Il y a une phrase célèbre, “les bonnes histoires ne commencent pas autour d’une salade” !.
C’est l’idée.

Tu préfères une riff épique ou une rythmique puissante ?
La rythmique. Si tu avais parlé de solos, ça aurait pu être différent.

Quel est le premier titre de metal que tu aies écouté ?
Hmm… Ca devait être quelque chose d’Iron Maiden, je pense. Je ne me souviens pas lequel, mais j’ai commencé tôt. J’ai commencé à être métalleux… à la maternelle, j’avais six ans ou quelque chose comme ça. C’était la faute de mon grand cousin qui était fan d’Iron Maiden. Et je pense qu'à cette époque ils venaient de sortir l’album "Killers", alors ça devait être un titre de "Killers", je crois.

Je comprends, j’ai commencé avec "The Number Of The Beast".
Un très bon album ! Très très bon !

Pourquoi as-tu choisi de jouer du metal en tant que professionnel ?
C’est quoi cette question à la con ?

Tu ne l’as pas choisi, c’est le metal t’as choisi ?
Ouais, peut-être. Non, en fait, je ne sais pas. J’aime cette musique depuis que je suis un petit garçon alors j’ai commencé à jouer de la guitare et… j’ai eu une formation en guitare classique. Je me souviens que j’ai rendu mes parents fous parce que je voulais commencer les cours tout de suite mais j’étais trop petit. C’était seulement pour les enfants de six à huit ans. J’avais à peine cinq ans et demi, alors ça m’a rendu fou. Et je les ai rendus fous (rires).

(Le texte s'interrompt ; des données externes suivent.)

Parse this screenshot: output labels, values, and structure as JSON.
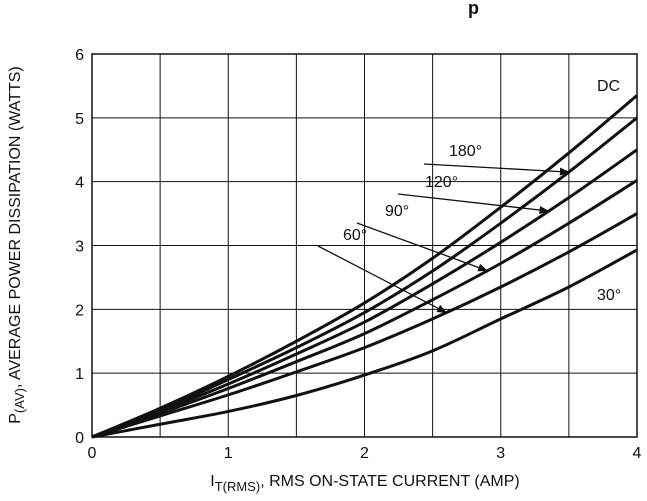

Ensuite, j’ai eu six ans et j’ai pu commencer les cours et…

Tu n’as jamais arrêté ?
Jamais.

Imagine que tu es manager de tournée, tu peux choisir trois groupes avec qui tourner, qui seraient-ils ?
Tu veux dire, les groupes avec qui je préfèrerais tourner ? Honnêtement, ça m’importe peu.

Vraiment ?
Ouais, ça ne m’importe pas vraiment. D’habitude… On tourne avec des groupes avec qui on a déjà tourné, mais il y a pas mal de groupes alors… En fait… C’est assez difficile. Ouais, je m’en fous un peu en fait.

Dernière question : quel est ton dernier coup de coeur musical ? Des groupes à nous recommander ?
Hmm… C’est une bonne question. Le dernier… depuis… six ou neuf mois, j’adore vraiment Vivaldi. En fait, je suis un grand fan de Vivaldi, de toute façon. Je ne suis pas trop tourné vers la musique classique, mais Vivaldi est à mon avis le premier groupe de death metal. Les Quatre Saisons c’est du death metal quelque part. Mais récemment… j’ai découvert des groupes vraiment cool. Je n’écoute pas tant de musique que ça. Je ne me souviens plus du nom. J’ai découvert il y a peu l’autre groupe de notre batteur, un tout jeune groupe inconnu. Mais c’est clairement du death metal.

Le death metal, c’est toujours génial.
Ouais, généralement.

Je te laisse les derniers mots.
En fait, tu as parfaitement choisi les derniers mots, le death metal c’est toujours génial (rires).